I didn’t toss the bouquet at my wedding. By the time I tied the knot, pretty much all my close friends were already married. There were only a few single women at our wedding, and having been a single gal at many a wedding before, I refused to drag the single ladies out on the dance floor and torture them with the whole spectacle of diving for a bouquet. Tossing the bouquet just wasn’t for me. Traditional I am not. However, it is certainly a long-held wedding tradition, and for the first installment of our Wedding Encyclopedia posts, I thought I’d dig a little deeper into the history behind the tossing of the bouquet.
The tradition of tossing the bouquet is believed to have begun as far back as the 14th century in Western Europe. Believing that brides were lucky people, wedding guests were anxious to get close to the bride in hopes that her luck would rub off on them. In fact, they somehow thought that taking a piece of cloth or ribbon from her wedding dress would bring them some of the same luck. Groups of guests would chase around the bride trying to tear off pieces of her dress that they could take home with them thinking that having such a keepsake would surely bring them luck. Ummm… what?! Can you imagine your wedding guests tearing themselves off a piece of your wedding gown?!? No thank you.

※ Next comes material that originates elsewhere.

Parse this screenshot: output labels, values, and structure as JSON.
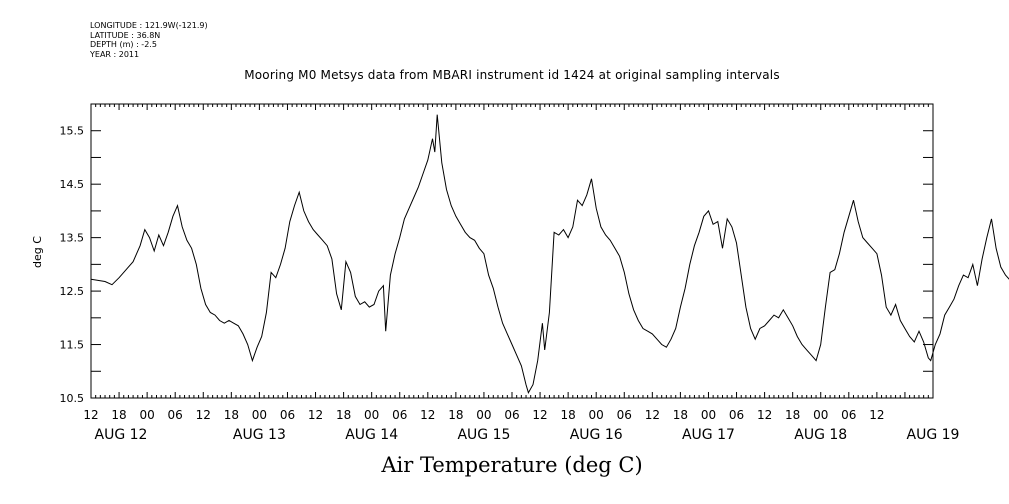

Obviously, brides weren’t so keen on the idea of being chased around their wedding receptions and having their clothes destroyed, so in an attempt to save themselves (and their clothing), brides began tossing their bouquet into the crowd in an attempt to distract the guests. This gave the bride enough time to get away without harm. Like the brides clothing, the bouquet soon became a symbol of good fortune, and any unmarried woman who caught the bouquet was said to be the luckiest and hence, the next to marry.
So, what do you think? Are you planning to (or did you) toss the bouquet at your wedding? Or did you prefer to just have your guests rip off pieces of your gown?